Betteridge of the Day

You can always rely on Auntie for an inane headline.

Coronavirus: Waning immunity and rising cases – time to worry?

The answer to which is…

Immunity through vaccination was always expected to wane.

The vaccines do not give immunity, they mitigate symptoms. Ergo, they are not vaccines in the conventional sense.

Instead, the modellers predicted…

Yeah, stopped reading at that point.

4 Comments

  1. They are just loving it aren’t they? You can tell that they hate us by the fact that they are salivating at the very thought of more of us dying. Presumably computer models can be useful in cases where there are few variables and that those variables are within narrow and known parameters. It is really obvious that the number and width of the variables involved in modeling the spread of a virus render the models useless.

  2. Computer models can be incredibly useful…

    …in mechanical engineering. We use them all the time to determine stresses and deflections in structures, velocities and behaviours of fluid flows and things like expected lifespan of a component.
    They are useful because mechanical properties of materials and their behaviours are well understood and change in a predictable way

    The models used to “predict” the virus could easily be seen to be useless as soon as they were presented. I remember one having multiple orders of magnitude difference between the best and worst case, which is no good. Might as well say “some or more may die”. Would be just as accurate.

  3. I remember reading that Computer Aided Design had reached such a level that the Triumph 675 Daytona went from the prototype stage to full production without any modifications. Not quite perfect because early production versions had a problem with burning oil. I can’t think that Triumph are the only company that have taken CAD to that level of refinement.

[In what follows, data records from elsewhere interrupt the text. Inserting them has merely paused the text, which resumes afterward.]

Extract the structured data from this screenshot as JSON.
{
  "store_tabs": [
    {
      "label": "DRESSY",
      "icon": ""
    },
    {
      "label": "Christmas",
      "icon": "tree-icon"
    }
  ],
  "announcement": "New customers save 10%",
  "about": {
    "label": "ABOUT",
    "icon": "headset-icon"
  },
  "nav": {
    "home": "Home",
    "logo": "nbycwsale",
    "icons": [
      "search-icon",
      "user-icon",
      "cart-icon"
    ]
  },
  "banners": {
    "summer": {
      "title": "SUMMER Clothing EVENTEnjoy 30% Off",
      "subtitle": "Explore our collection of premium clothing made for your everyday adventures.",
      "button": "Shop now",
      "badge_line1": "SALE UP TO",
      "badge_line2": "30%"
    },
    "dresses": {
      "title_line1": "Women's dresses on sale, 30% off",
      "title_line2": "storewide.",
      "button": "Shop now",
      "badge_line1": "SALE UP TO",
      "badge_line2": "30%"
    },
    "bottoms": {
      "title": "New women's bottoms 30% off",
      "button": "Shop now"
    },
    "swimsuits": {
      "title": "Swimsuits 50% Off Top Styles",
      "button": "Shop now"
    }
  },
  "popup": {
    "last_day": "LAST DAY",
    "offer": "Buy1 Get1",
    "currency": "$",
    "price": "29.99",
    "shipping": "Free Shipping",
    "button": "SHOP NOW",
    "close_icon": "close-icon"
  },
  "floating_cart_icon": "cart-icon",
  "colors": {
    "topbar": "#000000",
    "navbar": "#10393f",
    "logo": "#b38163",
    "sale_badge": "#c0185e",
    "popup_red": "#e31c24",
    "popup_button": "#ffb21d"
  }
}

    • I remember the Virgin F1 team thought that CFD meant they wouldn’t need a windtunnel, amongst other things. Fell flat on their arses. Of the three teams which joined the series in 2010, they were otherwise the best-prepared, being run by the respected Manor Motorsport organisation, and in fairness they eventually dragged themselves off the ground (once they admitted the “all digital” plan was a bust) to outlive the other two and become the only one ever to score any points at all.

      But it was an important lesson for everyone: a common theme in F1 over the last twenty years or so has been highly successful or promising teams suddenly finding themselves in trouble due to “calibration issues”, i.e., their simulation data – windtunnels, CFD, etc. – doesn’t correspond to what they’re seeing in the real world, and often they don’t know why.

      Relying on modelling without checking it against observed real-world data is idiotic.